Sinto na íris a ardência de dois vaga-lumes que partem como sardinhas importadas. O gato-de-rua procura pelos restos da estação e sente cheiro do peixe podre dentro da minha barriga. Dias formidáveis coçam na nuca do lobo, enquanto inibem o polvo positivo na quilha fraca do barco deteriorado e encalhado na areia. Não me atrevo a uivar por bem para me soltar dos tentáculos magnéticos. Sou o ímã do mal, irmão do castigo nas costas punitivas, o velho de espírito dormindo no bote que sabe do final infeliz. “Proibido sorrir”, leio na placa amarelo-triste sob o olho vigilante.

Quatro dias na cidade submissa aos turistas e desmaquilada em maré baixa. As tintas que retocam as paredes dão cor às grades da gaiola, enquanto o sal das ondas corrói o tempo como areia de ampulheta. Quem vive em férias discorda. Mesmo com os óculos embaçados pela febre, posso ver além da minha pia com louça acumulada. O amargo na garganta é obrigado a esperar a passagem do ar. Parto de nove corujas filhotes ou acorda com um galo de manhã. Doo o ótimo trago do meu companheiro destilado. Último que queima como o olho do pastel em fim de feira marcado ao ferro da ferida pelo capataz oriental. A pilhagem de pratos delicados desmorona na orquestra de Hermeto Pascoal. Sou escolhido pelo nono arcano. O Mundo do povo dançando, mas vigiado por anjos. O ingênuo com hímen falso tampando a boca para não denunciar a própria culpa. Recompensa para o corpo que decompõe no chão, o único símbolo concreto no horizonte. Que inveja desse cadáver.

Trem apita adeus para que parta. Separa os apertos regados de lágrimas e promessas de tornado. Picados perdidos num misto-morno ao lado da coxa velha na estufa mal-regulada. Me torço no pano que limpa a porta do banheiro e passa por baixo dos pés do vigia em descanso. O gralho de um ganso contínuo implorando aos céus pela bola meteórica. Cólera au dente para comer o dinossauro daquele cemitério. A boca da corneta no beijo seco que lembra o fôlego de ontem. O desejo do morcego desnorteado de tanto fumar bambu.

Dos minutos que existem para as formigas com chapéus deixarem o rastro e acomodarem-se. Preciso de uma parte desse tempo pra me despedir. Só falta um idiota e o tal do meteoro.

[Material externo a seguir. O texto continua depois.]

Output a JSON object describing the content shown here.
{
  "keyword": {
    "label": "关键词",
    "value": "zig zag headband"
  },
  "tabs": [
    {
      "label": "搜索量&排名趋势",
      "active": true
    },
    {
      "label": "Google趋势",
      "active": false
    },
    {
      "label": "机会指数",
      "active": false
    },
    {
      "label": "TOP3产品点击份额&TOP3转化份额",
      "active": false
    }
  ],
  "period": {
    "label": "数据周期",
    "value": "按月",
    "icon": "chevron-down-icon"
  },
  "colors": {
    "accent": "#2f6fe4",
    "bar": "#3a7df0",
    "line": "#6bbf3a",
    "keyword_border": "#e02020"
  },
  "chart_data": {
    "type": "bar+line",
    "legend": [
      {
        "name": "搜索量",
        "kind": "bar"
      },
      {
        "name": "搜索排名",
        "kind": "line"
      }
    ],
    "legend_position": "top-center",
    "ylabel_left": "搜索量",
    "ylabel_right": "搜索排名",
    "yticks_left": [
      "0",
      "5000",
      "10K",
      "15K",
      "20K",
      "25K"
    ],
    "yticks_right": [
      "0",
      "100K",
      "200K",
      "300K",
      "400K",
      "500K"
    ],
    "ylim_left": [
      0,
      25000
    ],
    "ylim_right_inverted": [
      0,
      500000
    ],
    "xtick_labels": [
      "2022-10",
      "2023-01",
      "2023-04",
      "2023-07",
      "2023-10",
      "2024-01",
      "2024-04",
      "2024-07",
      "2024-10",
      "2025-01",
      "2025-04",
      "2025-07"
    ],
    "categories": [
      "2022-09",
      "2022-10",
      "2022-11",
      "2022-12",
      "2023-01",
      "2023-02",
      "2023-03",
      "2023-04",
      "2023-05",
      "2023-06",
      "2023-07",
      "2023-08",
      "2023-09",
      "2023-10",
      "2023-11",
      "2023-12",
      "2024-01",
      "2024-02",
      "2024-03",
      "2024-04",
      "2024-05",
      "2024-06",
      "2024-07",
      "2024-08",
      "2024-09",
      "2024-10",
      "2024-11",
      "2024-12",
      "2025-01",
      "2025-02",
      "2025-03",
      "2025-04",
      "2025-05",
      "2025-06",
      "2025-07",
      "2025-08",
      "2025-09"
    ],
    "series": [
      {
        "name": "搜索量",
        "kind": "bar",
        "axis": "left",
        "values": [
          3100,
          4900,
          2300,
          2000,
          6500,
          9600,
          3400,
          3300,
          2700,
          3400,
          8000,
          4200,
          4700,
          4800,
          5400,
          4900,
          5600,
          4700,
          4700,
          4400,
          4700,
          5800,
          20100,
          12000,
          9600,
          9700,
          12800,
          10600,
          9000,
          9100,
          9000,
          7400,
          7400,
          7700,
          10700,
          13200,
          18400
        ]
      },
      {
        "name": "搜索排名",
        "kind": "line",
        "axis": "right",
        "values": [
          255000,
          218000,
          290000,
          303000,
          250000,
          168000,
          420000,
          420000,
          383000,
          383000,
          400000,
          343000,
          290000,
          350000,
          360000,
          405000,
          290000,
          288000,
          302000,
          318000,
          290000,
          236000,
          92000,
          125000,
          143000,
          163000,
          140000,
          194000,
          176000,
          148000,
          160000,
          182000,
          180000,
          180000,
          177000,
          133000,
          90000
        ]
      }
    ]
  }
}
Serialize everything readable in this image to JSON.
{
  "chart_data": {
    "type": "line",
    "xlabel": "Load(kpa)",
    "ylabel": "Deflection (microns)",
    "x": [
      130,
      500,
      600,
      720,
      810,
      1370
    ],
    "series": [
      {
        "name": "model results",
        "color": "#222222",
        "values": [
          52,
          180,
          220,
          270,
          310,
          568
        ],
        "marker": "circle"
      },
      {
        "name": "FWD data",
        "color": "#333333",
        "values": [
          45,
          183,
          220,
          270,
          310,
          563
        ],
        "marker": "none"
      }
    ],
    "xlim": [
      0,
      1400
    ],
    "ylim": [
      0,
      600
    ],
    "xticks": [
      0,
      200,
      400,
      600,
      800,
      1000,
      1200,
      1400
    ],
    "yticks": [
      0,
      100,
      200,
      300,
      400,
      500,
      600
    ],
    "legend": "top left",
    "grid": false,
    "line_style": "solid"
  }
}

Pergunto, ateus, se devia ter sido crente. Ou evitado vomitar na frente do templo ontem à noite. O cavaleiro que observou os últimos grãos caírem à espera do disparo para então levantar o quadrado, engolir o último vestígio de uísque acumulado debaixo da língua e questionar à esfinge se saía pela entrada. Antes de cruzar o portal, boto o chapéu e me fundo com esse espectro que paira minhas angústias. Depois, limpo os pés com lama na sola, raspando o recheio da bolacha nos dentes. Sinto os primeiros tremores doces na bochecha, enquanto subo às escalas de orelhas esticadas. Os vitrais ondulam, como se a presença divina estivesse garantindo um lugar no paraíso ao último dos panamás.

Um caminho até o assento na fileira do cu. Amante de banheiro. O veículo vibrando junto com os músculos do peito vermelho, pulsando todo o sangue em velocidade de olímpica. Isso recostado numa das cadeiras, quase cama ao som do clique. Tento cerrar a vista com a faca cega, mas pulo no baque da vaca cadente que cruza a lua láctea e bate na janela. Estrelas descem dos céus e vêm fazer companhia.

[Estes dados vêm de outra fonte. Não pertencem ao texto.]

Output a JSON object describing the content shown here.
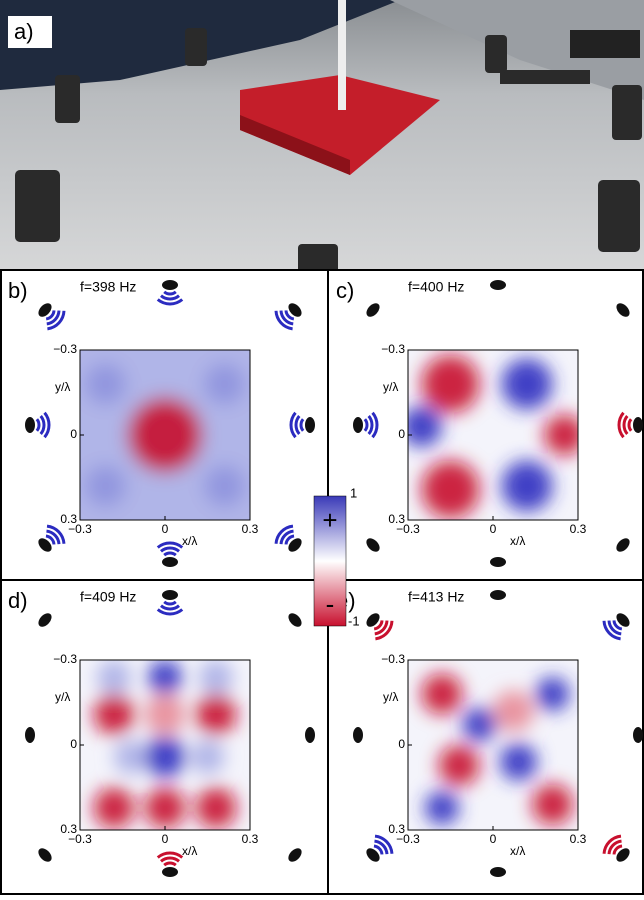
{
  "panels": [
    {
      "label": "a)"
    },
    {
      "label": "b)",
      "frequency": "f=398 Hz",
      "y_axis_label": "y/λ",
      "x_axis_label": "x/λ",
      "y_ticks": [
        "−0.3",
        "0",
        "0.3"
      ],
      "x_ticks": [
        "−0.3",
        "0",
        "0.3"
      ]
    },
    {
      "label": "c)",
      "frequency": "f=400 Hz",
      "y_axis_label": "y/λ",
      "x_axis_label": "x/λ",
      "y_ticks": [
        "−0.3",
        "0",
        "0.3"
      ],
      "x_ticks": [
        "−0.3",
        "0",
        "0.3"
      ]
    },
    {
      "label": "d)",
      "frequency": "f=409 Hz",
      "y_axis_label": "y/λ",
      "x_axis_label": "x/λ",
      "y_ticks": [
        "−0.3",
        "0",
        "0.3"
      ],
      "x_ticks": [
        "−0.3",
        "0",
        "0.3"
      ]
    },
    {
      "label": "e)",
      "frequency": "f=413 Hz",
      "y_axis_label": "y/λ",
      "x_axis_label": "x/λ",
      "y_ticks": [
        "−0.3",
        "0",
        "0.3"
      ],
      "x_ticks": [
        "−0.3",
        "0",
        "0.3"
      ]
    }
  ],
  "colorbar": {
    "max_label": "1",
    "min_label": "-1",
    "plus_sign": "+",
    "minus_sign": "-"
  }
}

Zero à esquerda no horizonte! Que toma no boné um uppercut de mormaço. Ofega. Um peteleco arremessa a bagana pela janela do carro e o mendigo que atravessou a rua percebe. No momento que chuteira do atacante trava para voltar de contra-ataque, a prensa traseira roda por cima do pássaro agonizando o bico quebrado. Observo, em canto, o dele incorporado ao chão, enquanto uma nuvem de pragas deixa o comboio e paira tempestuosa sobre a cabeça do azarado que atrasou.